Soon after Prime Minister Justin Trudeau's election in the fall of 2015, officials in his government heard Canada needed to do more to protect its AI legacy, pushed by Canadian entrepreneurs such as Scott Bonham and corporate CEOs including Magna's Don Walker and Royal Bank of Canada's Dave McKay. Around the same time, Toronto AI startup entrepreneurs Tomi Poutanen – a former student of Dr. Hinton who went on to hold senior roles in Silicon Valley – and partner Jordan Jacobs conceived of an idea to fortify Toronto's AI sector by creating an institute that would expand the number of machine-learning graduates and create new opportunities for established and emerging companies to benefit from AI.

They approached U of T professor Rich Zemel and Dr. Hinton with the idea last June and both signed on. When they met Mr. Clark last fall, he was immediately smitten and sold the idea to the Ontario government, securing $50-million in provincial funding. The group then pitched for funds from both Ottawa and industry, targeting Canadian firms and only those U.S. firms with AI labs in the region – or stated intentions to open them. At the same time, government officials in Ottawa were working through different scenarios for funding AI initiatives nationally.
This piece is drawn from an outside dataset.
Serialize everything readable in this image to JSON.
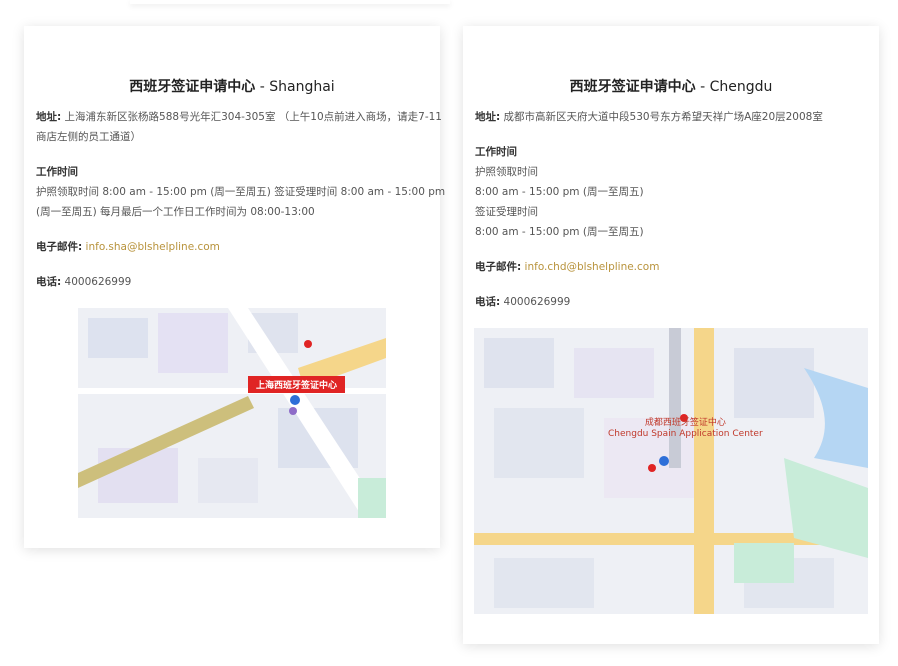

Then, in January, the group behind Vector wrote a column that argued for a Toronto-based AI institute without properly acknowledging their peers in Edmonton and Montreal. Though they didn't intend to offend, "there were certainly feathers that got ruffled" across the country's collaborative AI community, said Cameron Schuler, executive director of the Alberta Machine Intelligence Institute at U of A. Added Mr. Bengio: "I was disappointed the way this was done."

But CIFAR's Mr. Bernstein convened a call with the country's AI leaders to patch up differences and told them more important issues were at hand. They met in mid-February in Toronto and hashed out a proposed pan-Canadian initiative that would have efforts in three cities – including Vector – funded by Ottawa. The proposal also called for funds to study the broad societal impact AI will have on workers displaced by technology. The proposal, with its $125-million price, was accepted by government and included in the budget just five weeks later. Earlier this month, the group met again in Montreal to prepare to apply for more funding under Ottawa's $950-million "superclusters" program.

"The threat is not between Toronto and Montreal, but Canada and the rest of the world," said Montreal business leader Pierre Boivin, chairman of the local technology sector body Quartier de l'innovation, who chaired the meeting. "We need to quickly build teams around these leaders in the field, but more importantly build effective ecosystems that lead to Canada being a producer and exporter of AI."